И Аня поведала мне о том, что делал Федька, пока я валялась в беспамятстве и не могла пошевелиться.
– Спальницу вашу новую я в углу зажала да пригрозила: коли не скажет всё как есть, добьюсь, что ее на конюшни сошлют. Так она, испужавшись, всё мне и выложила. Девка она сметливая и всё подмечает. Чего греха таить: судачат они про господ меж собою, всё знают. Три раза в день муженек ваш брал приготовленное для вас питье, лекарства и еду, что вам готовили, сам приносил, здеся ставил, целовал вас в лоб и быстрехонько уматывал, пожелав вам скорейшего выздоровления. А к ребятенку вашему он часто ходит, его в любое время пускают, когда ему только заблагорассудится.
Дмитрий Валерьянович часами просиживал подле вас, когда вы были в беспамятстве, и тож занемог от того, что видел, как вам плохо. А где-то после пяти часов, когда подавали чай, все разбредались по своим комнатам, чтобы отдохнуть, и папенька ваш удалялся к себе. Так вот, – с негодованием говорила Аня, – тогда-то в доме и начиналась сокрытая от всех греховная жизнь, которую вели ваш Федор и, прости, Господи, избранница вашего папеньки, Дарья Леонидовна…
Аня поведала, что встречались греховодники в овальной зале и на виду у всех якобы затевали беседу о чем-то обыденном… В течение часа-двух прикидывались, чтобы поглядеть, не выйдет ли кто случайно в центральные комнаты и не сможет ли заметить нечистоту их намерений. Потом дама удалялась, а Федор заходил на кухню за крепкими напитками, и встречались они уже тайно – в северном крыле: закрывались вдвоем в комнате, где когда-то ночевала Надин.
– Из комнаты той смешки доносились да вольные речи, это я сегодня сама слышала. Ранее мне об том девка говорила… ох, любопытная! Она вроде бы следила за ими, но клялася мне, что ненароком всё видела да слышала. Ох, барышня моя, три часа я под дверью-то слушала. И всё, что из-за двери слышно было, говорило о том, что предаются они там самым нечестивым делам. Барышня, врать не буду, глазами не видела, но ушами всё слышала. Всю правду говорю, греховодничают они, сволочи!
– Так… – задумчиво произнесла я, уставившись в одну точку. Ты сейчас оттуда пришла?
– Да, барышня, как только надоело мне их охи-вздохи слушать, так я сразу к вам побежала…
– Дура ты! – со злости крикнула я.
– Почему же? – оторопела Анька.
– И не спрашивай меня, почему! – в сердцах бросила я. – Дура, и всё! Надо было дождаться и посмотреть, куда они направятся и чем их день окончится.
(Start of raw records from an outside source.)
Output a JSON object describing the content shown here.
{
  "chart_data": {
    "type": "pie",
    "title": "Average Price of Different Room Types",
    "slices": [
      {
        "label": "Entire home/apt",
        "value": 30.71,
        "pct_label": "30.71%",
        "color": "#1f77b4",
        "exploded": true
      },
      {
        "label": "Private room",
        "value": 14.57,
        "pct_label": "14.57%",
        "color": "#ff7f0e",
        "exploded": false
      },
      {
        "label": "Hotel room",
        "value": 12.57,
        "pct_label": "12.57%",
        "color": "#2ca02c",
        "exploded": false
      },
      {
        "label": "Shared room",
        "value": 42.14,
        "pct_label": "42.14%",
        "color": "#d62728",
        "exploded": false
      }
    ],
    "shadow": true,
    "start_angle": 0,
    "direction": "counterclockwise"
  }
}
Тут дверь распахнулась, и в комнату зашел Федор. На лице его играла улыбка, а щёки были окрашены румянцем. Не надо было быть семи пядей во лбу, чтобы понять, чем он недавно занимался: несколько прядей его челки прилипли ко лбу, а глаза с поволокой и заметно вздымающаяся грудь выдавали недавнее участие в любовных игрищах.
Он подошел к кровати и, нарочито беспокойно трогая мой лоб, спросил:
– Как ты себя чувствуешь, Наташа? Я смотрю, ты уже пришла в себя, и лоб твой холоден.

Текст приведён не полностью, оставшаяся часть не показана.